A New Scheme for High-Intensity Laser-Driven Electron Acceleration in a Plasma 2

TL;DR

This paper introduces a novel method for laser-driven electron acceleration in plasma using stimulated forward-scattering, achieving prolonged acceleration phases and emphasizing the importance of electron relativity.

Contribution

It presents a new scheme leveraging stimulated forward-scattering to extend acceleration duration and optimize plasma wave amplification for relativistic electrons.

Findings

Maximum plasma wave amplification determined by acceleration time and electric field.

Relativity of injected electrons is crucial for longest acceleration phases.

Qualitative estimates of electron acceleration parameters in the proposed scheme.

Abstract

We propose a new approach to high-intensity relativistic laser-driven electron acceleration in a plasma.

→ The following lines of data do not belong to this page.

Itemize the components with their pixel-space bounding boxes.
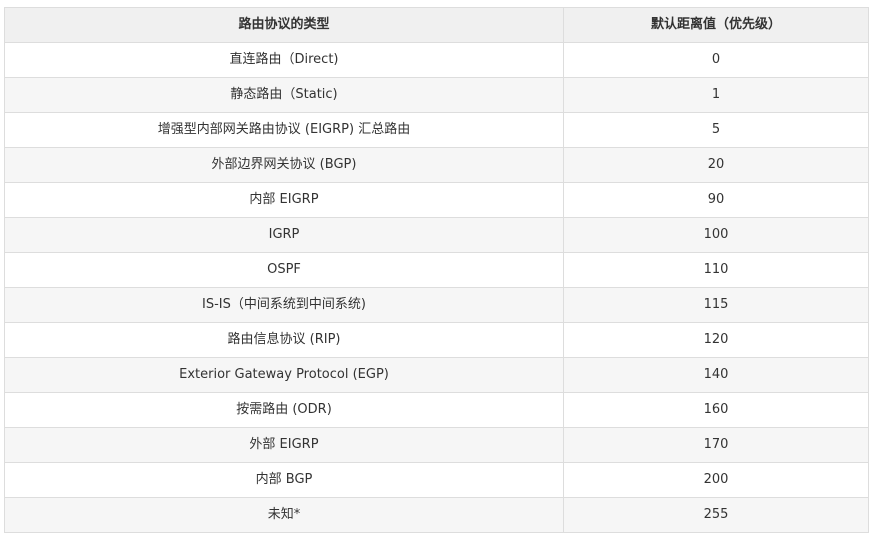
routing-distance-table-container: 路由协议的类型 默认距离值（优先级） 直连路由（Direct) 0 静态路由（S… bbox=[4, 7, 869, 533]
table-header: 路由协议的类型 默认距离值（优先级） bbox=[4, 7, 869, 43]
table-row: 路由信息协议 (RIP) 120 bbox=[4, 322, 869, 358]
routing-distance-table: 路由协议的类型 默认距离值（优先级） 直连路由（Direct) 0 静态路由（S… bbox=[4, 7, 869, 533]
protocol-cell: 内部 EIGRP bbox=[4, 182, 564, 218]
protocol-cell: 内部 BGP bbox=[4, 462, 564, 498]
protocol-cell: 按需路由 (ODR) bbox=[4, 392, 564, 428]
distance-cell: 140 bbox=[563, 357, 869, 393]
protocol-cell: OSPF bbox=[4, 252, 564, 288]
protocol-cell: 增强型内部网关路由协议 (EIGRP) 汇总路由 bbox=[4, 112, 564, 148]
distance-cell: 1 bbox=[563, 77, 869, 113]
protocol-cell: 外部边界网关协议 (BGP) bbox=[4, 147, 564, 183]
table-row: 外部边界网关协议 (BGP) 20 bbox=[4, 147, 869, 183]
header-protocol-type: 路由协议的类型 bbox=[4, 7, 564, 43]
table-row: IGRP 100 bbox=[4, 217, 869, 253]
header-row: 路由协议的类型 默认距离值（优先级） bbox=[4, 7, 869, 43]
distance-cell: 0 bbox=[563, 42, 869, 78]
protocol-cell: 未知* bbox=[4, 497, 564, 533]
distance-cell: 100 bbox=[563, 217, 869, 253]
distance-cell: 5 bbox=[563, 112, 869, 148]
distance-cell: 170 bbox=[563, 427, 869, 463]
protocol-cell: 路由信息协议 (RIP) bbox=[4, 322, 564, 358]
table-row: 按需路由 (ODR) 160 bbox=[4, 392, 869, 428]
table-row: 直连路由（Direct) 0 bbox=[4, 42, 869, 78]
table-row: OSPF 110 bbox=[4, 252, 869, 288]
table-row: 外部 EIGRP 170 bbox=[4, 427, 869, 463]
distance-cell: 110 bbox=[563, 252, 869, 288]
header-default-distance: 默认距离值（优先级） bbox=[563, 7, 869, 43]
table-row: 内部 BGP 200 bbox=[4, 462, 869, 498]
protocol-cell: 静态路由（Static) bbox=[4, 77, 564, 113]
protocol-cell: Exterior Gateway Protocol (EGP) bbox=[4, 357, 564, 393]
protocol-cell: 直连路由（Direct) bbox=[4, 42, 564, 78]
distance-cell: 160 bbox=[563, 392, 869, 428]
distance-cell: 255 bbox=[563, 497, 869, 533]
table-row: IS-IS（中间系统到中间系统) 115 bbox=[4, 287, 869, 323]
protocol-cell: IGRP bbox=[4, 217, 564, 253]
table-row: 增强型内部网关路由协议 (EIGRP) 汇总路由 5 bbox=[4, 112, 869, 148]
table-row: 内部 EIGRP 90 bbox=[4, 182, 869, 218]
table-row: Exterior Gateway Protocol (EGP) 140 bbox=[4, 357, 869, 393]
table-row: 未知* 255 bbox=[4, 497, 869, 533]
distance-cell: 90 bbox=[563, 182, 869, 218]
distance-cell: 200 bbox=[563, 462, 869, 498]
table-body: 直连路由（Direct) 0 静态路由（Static) 1 增强型内部网关路由协… bbox=[4, 42, 869, 533]
protocol-cell: IS-IS（中间系统到中间系统) bbox=[4, 287, 564, 323]
distance-cell: 120 bbox=[563, 322, 869, 358]
distance-cell: 20 bbox=[563, 147, 869, 183]
distance-cell: 115 bbox=[563, 287, 869, 323]
protocol-cell: 外部 EIGRP bbox=[4, 427, 564, 463]
table-row: 静态路由（Static) 1 bbox=[4, 77, 869, 113]
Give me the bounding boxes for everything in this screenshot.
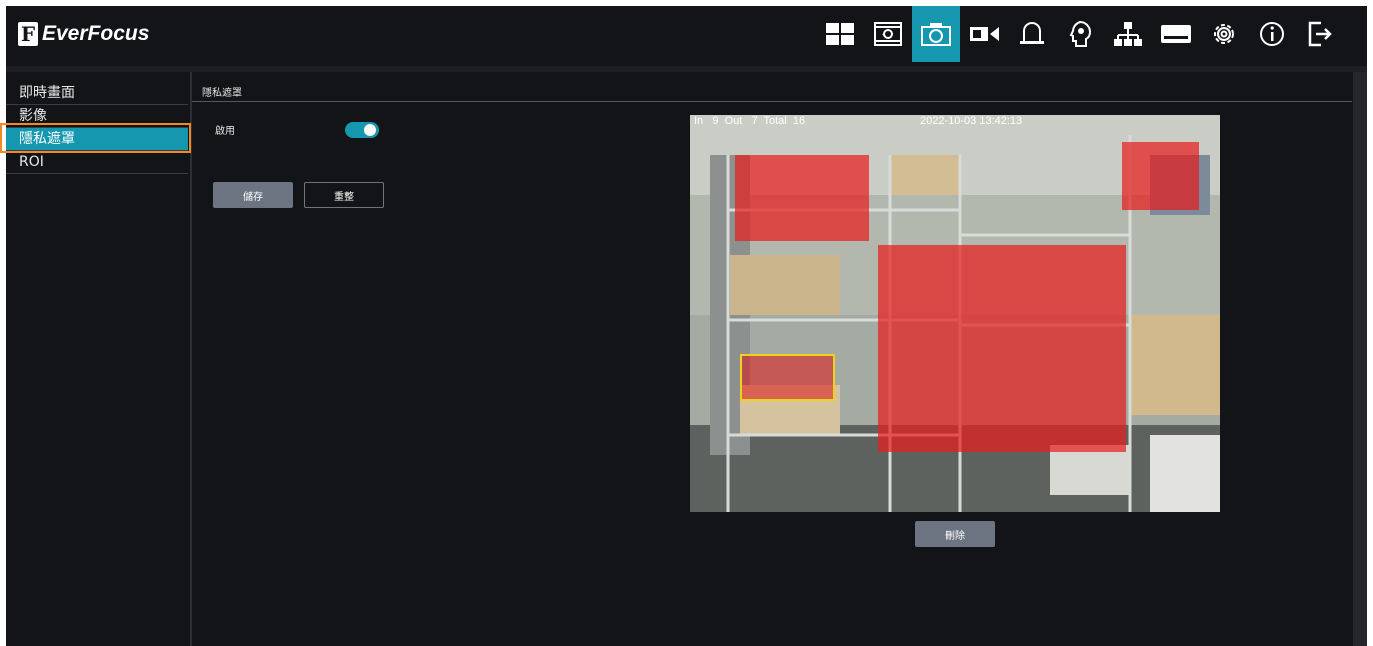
brand-mark: F (18, 22, 38, 46)
video-preview[interactable]: In 9 Out 7 Total 16 2022-10-03 13:42:13 (690, 115, 1220, 512)
sidebar-item-live-view[interactable]: 即時畫面 (6, 82, 188, 105)
sidebar-item-roi[interactable]: ROI (6, 151, 188, 174)
privacy-mask-area[interactable] (735, 155, 869, 241)
osd-timestamp: 2022-10-03 13:42:13 (920, 115, 1023, 127)
delete-button[interactable]: 刪除 (915, 521, 995, 547)
ai-analytics-icon[interactable] (1056, 6, 1104, 62)
privacy-mask-area[interactable] (1122, 142, 1199, 210)
network-icon[interactable] (1104, 6, 1152, 62)
top-bar: F EverFocus (6, 6, 1367, 62)
layout-grid-icon[interactable] (816, 6, 864, 62)
camera-icon[interactable] (912, 6, 960, 62)
storage-icon[interactable] (1152, 6, 1200, 62)
alarm-bell-icon[interactable] (1008, 6, 1056, 62)
refresh-button[interactable]: 重整 (304, 182, 384, 208)
brand-logo: F EverFocus (18, 20, 149, 48)
page-title: 隱私遮罩 (202, 88, 242, 99)
privacy-mask-area[interactable] (878, 245, 1126, 452)
selected-privacy-mask[interactable] (740, 354, 835, 401)
app-window: F EverFocus 即時畫面 影像 隱私遮罩 ROI 隱私遮罩 啟用 儲存 … (0, 6, 1367, 646)
playback-icon[interactable] (864, 6, 912, 62)
selection-highlight-frame (0, 123, 191, 153)
save-button[interactable]: 儲存 (213, 182, 293, 208)
toggle-knob (364, 124, 376, 136)
info-icon[interactable] (1248, 6, 1296, 62)
title-divider (192, 101, 1352, 102)
enable-toggle[interactable] (345, 122, 379, 138)
brand-name: EverFocus (42, 22, 150, 45)
main-panel: 隱私遮罩 啟用 儲存 重整 In 9 Out 7 Total 16 2022-1… (192, 72, 1367, 646)
osd-people-count: In 9 Out 7 Total 16 (694, 115, 806, 127)
enable-label: 啟用 (215, 126, 235, 137)
settings-gear-icon[interactable] (1200, 6, 1248, 62)
logout-icon[interactable] (1296, 6, 1344, 62)
video-record-icon[interactable] (960, 6, 1008, 62)
sidebar: 即時畫面 影像 隱私遮罩 ROI (6, 72, 192, 646)
vertical-scrollbar[interactable] (1353, 72, 1367, 646)
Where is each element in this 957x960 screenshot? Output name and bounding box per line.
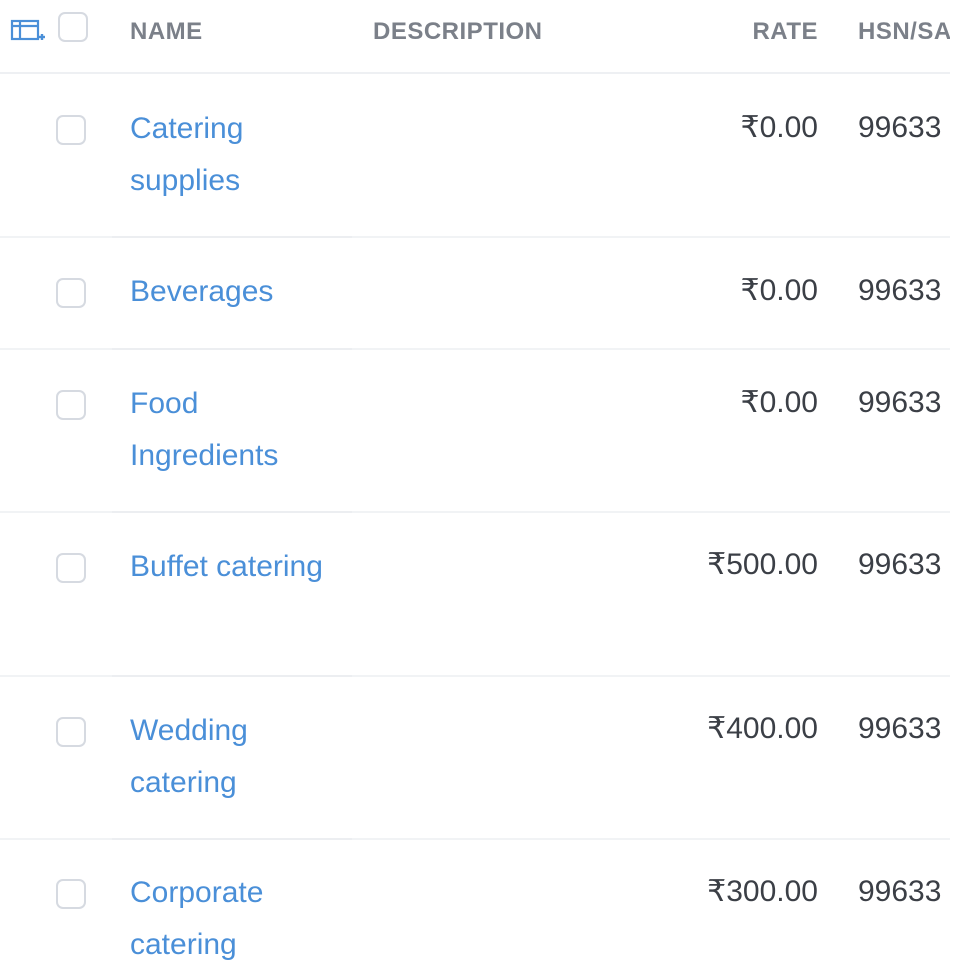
item-name-link[interactable]: Food Ingredients [130,378,330,482]
table-header: NAME DESCRIPTION RATE HSN/SA [0,0,950,74]
item-name-link[interactable]: Buffet catering [130,541,330,593]
item-name-link[interactable]: Beverages [130,266,330,318]
item-name-link[interactable]: Corporate catering [130,867,330,960]
item-rate: ₹0.00 [740,111,818,144]
row-checkbox[interactable] [56,278,86,308]
table-row[interactable]: Wedding catering ₹400.00 99633 [0,677,950,840]
item-rate: ₹300.00 [707,875,818,908]
table-row[interactable]: Food Ingredients ₹0.00 99633 [0,350,950,513]
items-table: NAME DESCRIPTION RATE HSN/SA Catering su… [0,0,950,960]
item-rate: ₹500.00 [707,548,818,581]
item-rate: ₹0.00 [740,274,818,307]
item-name-link[interactable]: Wedding catering [130,705,330,809]
column-header-hsn[interactable]: HSN/SA [858,18,950,46]
item-name-link[interactable]: Catering supplies [130,103,330,207]
table-row[interactable]: Catering supplies ₹0.00 99633 [0,74,950,238]
column-header-rate[interactable]: RATE [752,18,818,46]
item-hsn: 99633 [858,548,942,581]
table-row[interactable]: Buffet catering ₹500.00 99633 [0,513,950,677]
column-header-name[interactable]: NAME [130,18,203,46]
item-hsn: 99633 [858,875,942,908]
item-hsn: 99633 [858,386,942,419]
row-checkbox[interactable] [56,115,86,145]
item-hsn: 99633 [858,274,942,307]
row-checkbox[interactable] [56,717,86,747]
row-checkbox[interactable] [56,553,86,583]
table-row[interactable]: Corporate catering ₹300.00 99633 [0,840,950,960]
select-all-checkbox[interactable] [58,12,88,42]
row-checkbox[interactable] [56,390,86,420]
item-rate: ₹0.00 [740,386,818,419]
column-header-description[interactable]: DESCRIPTION [373,18,543,46]
item-hsn: 99633 [858,712,942,745]
item-hsn: 99633 [858,111,942,144]
row-checkbox[interactable] [56,879,86,909]
column-settings-icon[interactable] [10,19,48,45]
table-row[interactable]: Beverages ₹0.00 99633 [0,238,950,350]
item-rate: ₹400.00 [707,712,818,745]
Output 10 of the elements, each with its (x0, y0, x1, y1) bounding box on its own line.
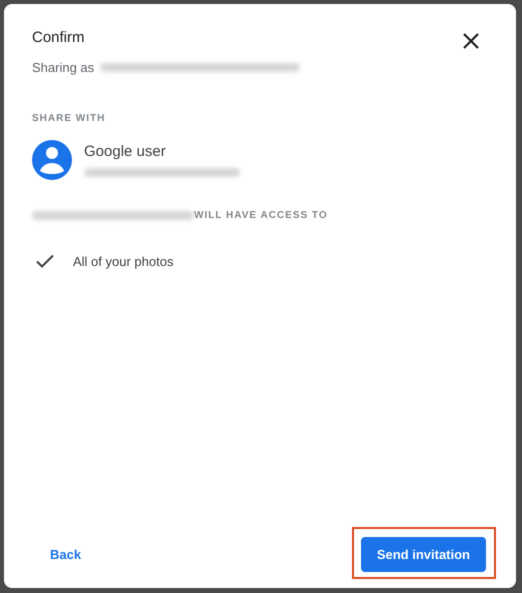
recipient-name: Google user (84, 143, 167, 160)
send-invitation-button[interactable]: Send invitation (360, 537, 486, 572)
back-button[interactable]: Back (36, 539, 96, 570)
close-icon (463, 33, 479, 49)
section-label: SHARE WITH (32, 113, 106, 124)
dialog-title: Confirm (32, 29, 85, 46)
avatar-icon (32, 140, 72, 180)
sharing-as-label: Sharing as (32, 60, 94, 75)
access-item-label: All of your photos (73, 254, 174, 268)
access-label: WILL HAVE ACCESS TO (194, 210, 328, 221)
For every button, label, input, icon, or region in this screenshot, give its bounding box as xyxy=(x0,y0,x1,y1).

Here, we demonstrate that a plasma wave generated by a stimulated forward-scattering of an incident laser pulse can be in the longest acceleration phase with injected relativistic beam electrons. This is why the plasma wave has the maximum amplification coefficient which is determined by the acceleration time and the breakdown (overturn) electric field in which the acceleration of the injected beam electrons occurs. We must note that for the longest acceleration phase the relativity of the injected beam electrons plays a crucial role in our scheme. We estimate qualitatively the acceleration parameters of relativistic electrons in the field of a plasma wave generated at the stimulated forward-scattering of a high-intensity laser pulse in a plasma.